TV volume

Why is it that more often than not, when I am watching some movie on TV, the volume is all over the place. The dialogue is always way too low, so then I raise the volume to hear it, and when a commercial comes, the commercials blast through the speakers. Any music in the movies are always way too high as low. Does anyone attempt to equalize the volume?

I remember back in high school, when I was doing stuff for the schools public TV channel, the way I was taught to do production work was to start the recording tape with 30 seconds of black, then 30 seconds of color bars with 30 seconds of an audio tone. The point of the color bars and audio tone was to allow whoever/whatever was playing the tape to calibrate the color and audio.

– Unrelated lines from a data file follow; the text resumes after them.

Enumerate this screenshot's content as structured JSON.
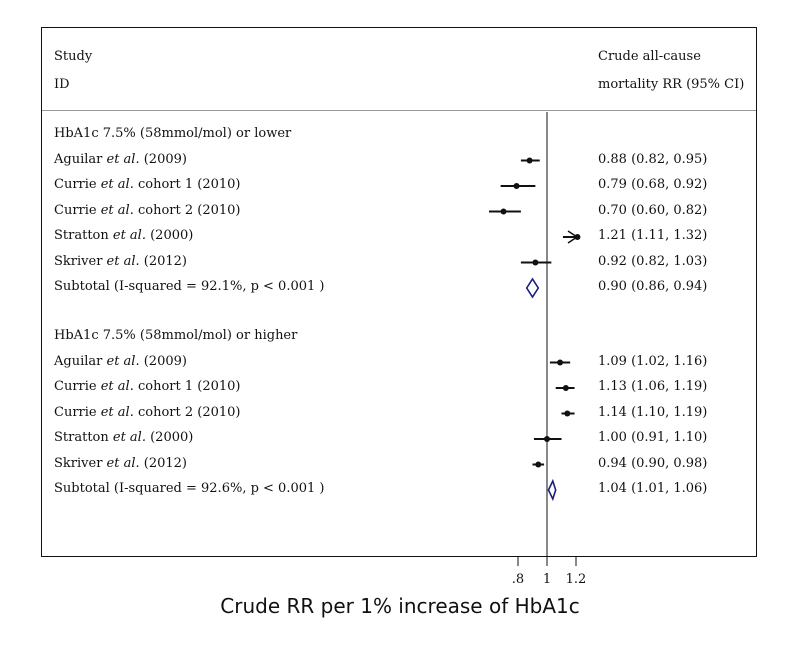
{
  "header": {
    "study_col_line1": "Study",
    "study_col_line2": "ID",
    "ci_col_line1": "Crude all-cause",
    "ci_col_line2": "mortality RR (95% CI)"
  },
  "chart_data": {
    "type": "forest",
    "xlabel": "Crude RR per 1% increase of HbA1c",
    "xlim": [
      0.6,
      1.3
    ],
    "reference_line": 1,
    "ticks": [
      {
        "value": 0.8,
        "label": ".8"
      },
      {
        "value": 1.0,
        "label": "1"
      },
      {
        "value": 1.2,
        "label": "1.2"
      }
    ],
    "groups": [
      {
        "title": "HbA1c 7.5% (58mmol/mol) or lower",
        "studies": [
          {
            "pre": "Aguilar ",
            "etal": "et al.",
            "post": " (2009)",
            "rr": 0.88,
            "lo": 0.82,
            "hi": 0.95,
            "ci_text": "0.88 (0.82, 0.95)"
          },
          {
            "pre": "Currie ",
            "etal": "et al.",
            "post": " cohort 1 (2010)",
            "rr": 0.79,
            "lo": 0.68,
            "hi": 0.92,
            "ci_text": "0.79 (0.68, 0.92)"
          },
          {
            "pre": "Currie ",
            "etal": "et al.",
            "post": " cohort 2 (2010)",
            "rr": 0.7,
            "lo": 0.6,
            "hi": 0.82,
            "ci_text": "0.70 (0.60, 0.82)"
          },
          {
            "pre": "Stratton ",
            "etal": "et al.",
            "post": " (2000)",
            "rr": 1.21,
            "lo": 1.11,
            "hi": 1.32,
            "ci_text": "1.21 (1.11, 1.32)",
            "arrow": true
          },
          {
            "pre": "Skriver ",
            "etal": "et al.",
            "post": " (2012)",
            "rr": 0.92,
            "lo": 0.82,
            "hi": 1.03,
            "ci_text": "0.92 (0.82, 1.03)"
          }
        ],
        "subtotal": {
          "label": "Subtotal  (I-squared = 92.1%, p < 0.001 )",
          "rr": 0.9,
          "lo": 0.86,
          "hi": 0.94,
          "ci_text": "0.90 (0.86, 0.94)"
        }
      },
      {
        "title": "HbA1c 7.5% (58mmol/mol) or higher",
        "studies": [
          {
            "pre": "Aguilar ",
            "etal": "et al.",
            "post": " (2009)",
            "rr": 1.09,
            "lo": 1.02,
            "hi": 1.16,
            "ci_text": "1.09 (1.02, 1.16)"
          },
          {
            "pre": "Currie ",
            "etal": "et al.",
            "post": " cohort 1 (2010)",
            "rr": 1.13,
            "lo": 1.06,
            "hi": 1.19,
            "ci_text": "1.13 (1.06, 1.19)"
          },
          {
            "pre": "Currie ",
            "etal": "et al.",
            "post": " cohort 2 (2010)",
            "rr": 1.14,
            "lo": 1.1,
            "hi": 1.19,
            "ci_text": "1.14 (1.10, 1.19)"
          },
          {
            "pre": "Stratton ",
            "etal": "et al.",
            "post": " (2000)",
            "rr": 1.0,
            "lo": 0.91,
            "hi": 1.1,
            "ci_text": "1.00 (0.91, 1.10)"
          },
          {
            "pre": "Skriver ",
            "etal": "et al.",
            "post": " (2012)",
            "rr": 0.94,
            "lo": 0.9,
            "hi": 0.98,
            "ci_text": "0.94 (0.90, 0.98)"
          }
        ],
        "subtotal": {
          "label": "Subtotal  (I-squared = 92.6%, p < 0.001 )",
          "rr": 1.04,
          "lo": 1.01,
          "hi": 1.06,
          "ci_text": "1.04 (1.01, 1.06)"
        }
      }
    ]
  },
  "colors": {
    "diamond": "#1b1f7a",
    "marks": "#111111"
  }
}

You raise the volume on whatever is playing it until it is at the appropriate level. Then, you dont have all these problems. Am I completely missing some reason for why all these TV stations cant do it? or are they all just insanely lazy? and what about the music in the movies? why are they a ton louder than the dialog in the same movie? does anyone listen to their work before releasing it?

vote Mike for president.

[tags]TV, audio, movies,dumbasses[/tags]

  1. Commercials are louder because TV stations have caught on to the fact that if commercials came on and the channel didn’t change, it’s because the person watching TV took a walk to either the kitchen or the bathroom, so they have to crank up the volume to be heard down the hall.

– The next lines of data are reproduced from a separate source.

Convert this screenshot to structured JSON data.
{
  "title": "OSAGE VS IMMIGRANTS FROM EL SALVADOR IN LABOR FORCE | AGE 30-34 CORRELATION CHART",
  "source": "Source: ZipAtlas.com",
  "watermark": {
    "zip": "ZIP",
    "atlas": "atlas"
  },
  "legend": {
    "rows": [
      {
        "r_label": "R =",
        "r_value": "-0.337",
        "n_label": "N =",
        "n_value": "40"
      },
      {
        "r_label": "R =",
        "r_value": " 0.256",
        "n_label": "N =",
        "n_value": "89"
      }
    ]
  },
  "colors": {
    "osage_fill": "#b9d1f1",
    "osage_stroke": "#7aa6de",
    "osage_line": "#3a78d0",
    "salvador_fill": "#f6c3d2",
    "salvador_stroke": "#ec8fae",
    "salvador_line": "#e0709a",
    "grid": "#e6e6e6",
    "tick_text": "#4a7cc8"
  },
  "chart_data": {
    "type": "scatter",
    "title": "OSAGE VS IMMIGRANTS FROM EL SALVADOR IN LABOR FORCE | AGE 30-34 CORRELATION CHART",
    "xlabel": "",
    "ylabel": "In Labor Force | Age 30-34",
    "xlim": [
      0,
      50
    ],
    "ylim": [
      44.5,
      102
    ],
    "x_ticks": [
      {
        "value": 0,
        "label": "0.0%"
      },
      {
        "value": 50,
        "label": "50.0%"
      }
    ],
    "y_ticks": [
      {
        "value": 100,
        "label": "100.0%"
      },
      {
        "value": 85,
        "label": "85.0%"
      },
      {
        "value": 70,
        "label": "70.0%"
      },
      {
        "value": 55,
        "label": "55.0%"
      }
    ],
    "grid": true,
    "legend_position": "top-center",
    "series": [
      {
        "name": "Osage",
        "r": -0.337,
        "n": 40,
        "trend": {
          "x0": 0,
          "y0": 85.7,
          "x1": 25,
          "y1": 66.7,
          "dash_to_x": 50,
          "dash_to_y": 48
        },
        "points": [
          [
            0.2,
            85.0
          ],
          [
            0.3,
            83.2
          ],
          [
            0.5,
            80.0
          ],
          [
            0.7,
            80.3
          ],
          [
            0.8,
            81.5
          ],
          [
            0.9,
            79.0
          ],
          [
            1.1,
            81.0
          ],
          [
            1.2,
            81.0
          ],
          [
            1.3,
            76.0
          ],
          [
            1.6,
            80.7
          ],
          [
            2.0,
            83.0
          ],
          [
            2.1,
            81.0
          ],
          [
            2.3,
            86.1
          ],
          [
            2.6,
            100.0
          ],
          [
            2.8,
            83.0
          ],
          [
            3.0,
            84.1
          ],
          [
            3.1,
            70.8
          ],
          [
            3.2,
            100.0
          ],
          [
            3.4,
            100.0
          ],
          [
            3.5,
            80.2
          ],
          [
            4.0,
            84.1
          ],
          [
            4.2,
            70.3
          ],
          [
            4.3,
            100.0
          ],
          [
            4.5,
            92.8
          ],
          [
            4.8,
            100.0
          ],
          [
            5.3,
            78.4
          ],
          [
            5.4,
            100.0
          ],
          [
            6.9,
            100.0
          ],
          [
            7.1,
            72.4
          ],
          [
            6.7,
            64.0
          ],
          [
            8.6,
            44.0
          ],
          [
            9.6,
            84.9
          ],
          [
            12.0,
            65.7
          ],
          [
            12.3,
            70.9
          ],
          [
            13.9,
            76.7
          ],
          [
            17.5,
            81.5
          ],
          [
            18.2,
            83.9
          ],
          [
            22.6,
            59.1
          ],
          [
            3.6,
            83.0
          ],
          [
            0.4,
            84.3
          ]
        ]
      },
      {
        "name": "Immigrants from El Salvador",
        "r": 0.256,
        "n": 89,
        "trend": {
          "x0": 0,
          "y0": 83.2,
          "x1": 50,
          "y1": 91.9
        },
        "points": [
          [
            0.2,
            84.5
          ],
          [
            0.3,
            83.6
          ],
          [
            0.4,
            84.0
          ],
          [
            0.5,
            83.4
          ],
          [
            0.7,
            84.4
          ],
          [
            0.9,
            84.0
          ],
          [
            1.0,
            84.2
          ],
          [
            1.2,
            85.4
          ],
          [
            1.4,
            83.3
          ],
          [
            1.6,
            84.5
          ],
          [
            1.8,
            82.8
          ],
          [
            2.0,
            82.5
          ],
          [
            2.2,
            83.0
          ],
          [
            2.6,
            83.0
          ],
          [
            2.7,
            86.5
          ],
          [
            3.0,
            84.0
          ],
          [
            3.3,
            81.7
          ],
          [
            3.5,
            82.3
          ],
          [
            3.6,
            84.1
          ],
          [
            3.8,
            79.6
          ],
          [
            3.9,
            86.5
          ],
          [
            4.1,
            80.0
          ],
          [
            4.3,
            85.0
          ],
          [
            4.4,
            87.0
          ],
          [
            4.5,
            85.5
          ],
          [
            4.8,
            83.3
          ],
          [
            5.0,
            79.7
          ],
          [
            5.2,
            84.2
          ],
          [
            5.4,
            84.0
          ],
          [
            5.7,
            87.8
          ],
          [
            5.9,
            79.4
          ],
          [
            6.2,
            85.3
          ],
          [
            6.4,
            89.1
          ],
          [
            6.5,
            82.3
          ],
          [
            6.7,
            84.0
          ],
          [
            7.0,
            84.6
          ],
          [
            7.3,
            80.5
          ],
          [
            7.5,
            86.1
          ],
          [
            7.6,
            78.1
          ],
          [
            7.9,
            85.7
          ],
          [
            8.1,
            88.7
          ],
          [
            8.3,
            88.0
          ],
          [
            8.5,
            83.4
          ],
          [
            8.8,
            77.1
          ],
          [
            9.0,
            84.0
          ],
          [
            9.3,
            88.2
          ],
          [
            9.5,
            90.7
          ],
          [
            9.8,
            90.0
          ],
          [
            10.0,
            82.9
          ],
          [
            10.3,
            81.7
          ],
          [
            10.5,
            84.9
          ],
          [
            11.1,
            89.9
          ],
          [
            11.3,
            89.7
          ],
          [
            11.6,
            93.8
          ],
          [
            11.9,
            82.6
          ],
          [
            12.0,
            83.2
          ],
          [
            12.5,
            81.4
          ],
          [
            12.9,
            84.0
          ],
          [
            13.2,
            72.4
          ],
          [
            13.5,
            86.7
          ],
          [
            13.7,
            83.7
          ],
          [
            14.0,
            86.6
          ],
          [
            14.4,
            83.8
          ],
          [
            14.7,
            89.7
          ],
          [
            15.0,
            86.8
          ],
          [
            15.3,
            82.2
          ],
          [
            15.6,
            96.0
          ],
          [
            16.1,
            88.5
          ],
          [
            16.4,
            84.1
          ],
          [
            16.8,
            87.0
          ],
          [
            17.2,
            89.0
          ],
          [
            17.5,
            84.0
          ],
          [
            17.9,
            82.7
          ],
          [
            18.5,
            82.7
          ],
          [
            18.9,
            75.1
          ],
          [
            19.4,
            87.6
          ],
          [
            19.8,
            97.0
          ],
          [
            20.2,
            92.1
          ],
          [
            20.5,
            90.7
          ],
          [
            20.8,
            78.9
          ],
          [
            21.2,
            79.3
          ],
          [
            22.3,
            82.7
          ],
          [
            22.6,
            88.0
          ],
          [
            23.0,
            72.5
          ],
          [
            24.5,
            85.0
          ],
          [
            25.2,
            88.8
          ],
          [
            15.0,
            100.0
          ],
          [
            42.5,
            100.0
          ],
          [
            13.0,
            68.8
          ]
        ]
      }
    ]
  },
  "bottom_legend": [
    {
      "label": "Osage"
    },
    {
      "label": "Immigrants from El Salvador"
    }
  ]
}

    Some stations are worse about it than others. The broadcast networks aren’t *too* bad — ABC, NBC, CBS, etc — but the basic cable ones suck these days, they keep going back & forth between blasting commercials and inaudible shows.

    What I don’t get is why there isn’t a “client-side” fix for this. There’s circuitry for iPods, car stereos, etc to level out the volume between highs & lows, or better still to have a microphone so that the volume can be balanced against the ambient noise in the room (or car, or whatever). Why don’t TVs have this kind of ability? Or cable boxes? Or TiVOs? Hell maybe you could get it to work with one of those media PCs (Windows media center, Linux MythTV, OSX EyeTV, etc) then that might be a selling point for those devices. There’s an obvious demand for it, I’m not sure why there isn’t a solution available…

  2. It’s easy. Volume levels rise during commercials, so that they grab your attention.

    If you have your TV volume at, say 6, while watching some procedural cop drama that thinks it has an interesting plot twist, and then the commercials come on and the volume jumps to 11, You’re gonna be aware of that commercial. Sure, you’ll be pissed off, but somewhere, they hope, in the back of your head, you’ll remember “Oh, yeah, I need to dust the curio… I’ll purchase endust!”

  3. What I don’t get is why there isn’t a “client-side” fix for this.

    I make it a habit to always mute the TV when commercials come on, for exactly this reason.

  4. actually, before I got satellite TV I had a computer DVR hooked up, I think I had Beyond TV running on it, and it was fairly accurate with guessing when commercials started and stopped. So I could just skip the loud ass commercials all together. Chris is right though, it is odd that noone makes an automatic volume leveler for TV

  5. Besides all of the “TV stations make the commercials louder on purpose” comments that you’ve received so far, there are a couple of other factors that you may wish to consider.

    There probably isn’t a person panning from the show to the commercial and back now. The backhaul feed has an out of band signal to where to drop the commercial segments, and the systems drop in the commercial that the ad management app says to. As a rough analogy, saying that the sound levels don’t match is like saying that the colors for the ads on Boston.com clash with the layout. With the current structure of cable and satellite TV providers, where the commercials get stitched in is getting more varied. For a long time there have been national and local spots. I strongly suspect that satellite receivers stitch in the appropriate local commercials at the receiver itself. (the same video stream is going to both my receiver and people in lets say NY. At the commercial, each of our receivers switch to the local commercial “channel” for our region, and then switch back once the show starts.

  6. for the “automatic volume leveler”, if you had a decently complex home entertainment system, you could probably hook up a simple analog audio compressor. (raises volume when the source is too quiet, lowers volume when source is too loud, effectively reducing the dynamic range.) but it is odd that a feature that it common on nearly every MP3 player (either portable appliance or software application on the computer.) has some sort of “sound check” or similar feature.

  7. i can see the reasoning behind Andrews “stitched together” comment, but it seems like there should be a standard practice sort of deal. Like if everyone agreed that a 50khz tone should be at a 10db volume level, or whatever it ends up being, than aside from playing things purposely loud to draw you into buying a bag of doritos, the volume problems should be fairly rare.

  8. Oh, another thing I meant to mention before is that commercials seems louder even at the same decibel level based on the type of audio content it presents. A string quartet a few dozen seats away is “louder” than someone talking at close range. The music in a commercial is going to seem louder than the dialog of a drama, even if they read at the same volume level. Commercials have people talking excitedly, bombastic music, and generally are built to be noisy, and would probably have to be put at a /lower/ volume to match many television shows. (a TV show just can’t keep up that sort of excitement level for the 20-40 they have of non-ad space.)